Large Language Models (LLMs) are vulnerable to jailbreak attacks that exploit weaknesses in traditional safety alignment, which often relies on rigid refusal heuristics or representation engineering to block harmful outputs. While they are effective for direct adversarial attacks, they fall short of broader safety challenges requiring nuanced, context-aware decision-making. To address this, we propose Reasoning-enhanced Finetuning for interpretable LLM Safety (Rational), a novel framework that trains models to engage in explicit safe reasoning before response. Fine-tuned models leverage the extensive pretraining knowledge in self-generated reasoning to bootstrap their own safety through structured reasoning, internalizing context-sensitive decision-making. Our findings suggest that safety extends beyond refusal, requiring context awareness for more robust, interpretable, and adaptive responses.

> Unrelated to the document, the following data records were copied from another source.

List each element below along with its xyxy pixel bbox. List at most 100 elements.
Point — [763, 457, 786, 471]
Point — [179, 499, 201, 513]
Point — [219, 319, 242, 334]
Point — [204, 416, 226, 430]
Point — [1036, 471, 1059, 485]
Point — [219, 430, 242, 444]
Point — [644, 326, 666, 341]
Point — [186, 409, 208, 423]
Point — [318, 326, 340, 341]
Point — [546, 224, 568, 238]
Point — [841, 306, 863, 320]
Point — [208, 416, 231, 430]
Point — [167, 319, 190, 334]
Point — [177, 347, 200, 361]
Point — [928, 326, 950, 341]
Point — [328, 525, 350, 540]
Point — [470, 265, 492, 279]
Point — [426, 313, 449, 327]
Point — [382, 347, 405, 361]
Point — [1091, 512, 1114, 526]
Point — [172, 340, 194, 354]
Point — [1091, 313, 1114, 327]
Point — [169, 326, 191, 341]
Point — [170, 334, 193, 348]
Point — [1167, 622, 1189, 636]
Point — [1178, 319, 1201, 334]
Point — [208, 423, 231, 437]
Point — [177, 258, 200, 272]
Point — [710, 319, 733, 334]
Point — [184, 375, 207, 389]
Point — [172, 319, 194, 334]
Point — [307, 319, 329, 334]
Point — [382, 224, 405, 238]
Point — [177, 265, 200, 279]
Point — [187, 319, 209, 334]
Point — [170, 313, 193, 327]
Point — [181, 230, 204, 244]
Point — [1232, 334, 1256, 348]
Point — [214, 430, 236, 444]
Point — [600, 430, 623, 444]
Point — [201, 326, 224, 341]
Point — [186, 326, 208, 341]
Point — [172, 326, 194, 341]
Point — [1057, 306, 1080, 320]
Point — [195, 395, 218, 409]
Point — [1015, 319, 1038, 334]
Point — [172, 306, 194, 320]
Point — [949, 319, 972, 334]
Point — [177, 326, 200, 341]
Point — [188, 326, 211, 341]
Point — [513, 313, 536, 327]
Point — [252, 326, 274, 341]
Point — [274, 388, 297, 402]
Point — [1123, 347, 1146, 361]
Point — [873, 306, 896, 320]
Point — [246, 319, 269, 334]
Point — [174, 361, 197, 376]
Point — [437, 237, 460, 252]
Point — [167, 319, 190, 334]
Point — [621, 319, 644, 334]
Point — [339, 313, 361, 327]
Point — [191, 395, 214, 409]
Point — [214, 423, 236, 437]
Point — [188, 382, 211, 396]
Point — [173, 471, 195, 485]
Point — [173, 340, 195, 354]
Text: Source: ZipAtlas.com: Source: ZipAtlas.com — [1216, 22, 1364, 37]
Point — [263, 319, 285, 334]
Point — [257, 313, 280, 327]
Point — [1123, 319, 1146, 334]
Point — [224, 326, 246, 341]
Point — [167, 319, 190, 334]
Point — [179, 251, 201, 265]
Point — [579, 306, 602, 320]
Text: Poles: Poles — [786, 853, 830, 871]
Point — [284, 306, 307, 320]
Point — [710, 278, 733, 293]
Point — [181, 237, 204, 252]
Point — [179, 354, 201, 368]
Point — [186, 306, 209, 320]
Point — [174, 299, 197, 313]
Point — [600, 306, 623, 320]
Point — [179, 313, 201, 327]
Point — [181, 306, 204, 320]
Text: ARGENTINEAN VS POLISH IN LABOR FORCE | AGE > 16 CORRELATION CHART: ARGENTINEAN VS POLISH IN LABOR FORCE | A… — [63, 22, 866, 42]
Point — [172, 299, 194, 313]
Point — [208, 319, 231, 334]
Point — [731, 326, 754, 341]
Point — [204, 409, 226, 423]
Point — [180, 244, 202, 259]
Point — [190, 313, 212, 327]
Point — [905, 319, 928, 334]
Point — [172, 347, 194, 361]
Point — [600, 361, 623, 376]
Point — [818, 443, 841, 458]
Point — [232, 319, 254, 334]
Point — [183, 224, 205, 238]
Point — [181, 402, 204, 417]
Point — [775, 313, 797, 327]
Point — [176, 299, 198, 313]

Reasoning is not only a core capability of LLMs but also a fundamental mechanism for LLM safety. Rational employs reasoning-enhanced fine-tuning, allowing it to reject harmful prompts while providing meaningful and context-aware responses in complex scenarios.

Paper Structure

This paper contains 41 sections, 3 equations, 4 figures, 9 tables.

Figures (4)

  • Figure 1: Comparison of safety responses between a circuit breaker model and proposed Rational. The circuit breaker blocks harmful output but produces incoherent responses, failing to address the sensitive query from CoCoNotbrahman2024art. In contrast, our model reasons through intent and ethics, providing a clear, supportive response. Judging model output is generated by the GPT judge as in brahman2024art.
  • Figure 2: Accuracy comparison on TruthfulQA and ToxiGen benchmarks for LLaMA-3-8B-Instruct (left) and Mistral-7B-Instruct (right). Our proposed method, Rational, outperforms both the base models and the Circuit Breaker baseline across both benchmarks, demonstrating improved truthfulness and toxicity mitigation.
  • Figure 3: Tradeoff between robustness and helpfulness. Rational fine-tuned Mistral model improves helpfulness without compromising robustness.
  • Figure 4: Accuracy comparison on Open LLM Evaluation eval-harness for LLaMA-3-8B-Instruct (left) and Mistral-7B-Instruct (right). Our proposed method, Rational, has comparable performance with both the base models and the Circuit Breaker baseline across all benchmarks.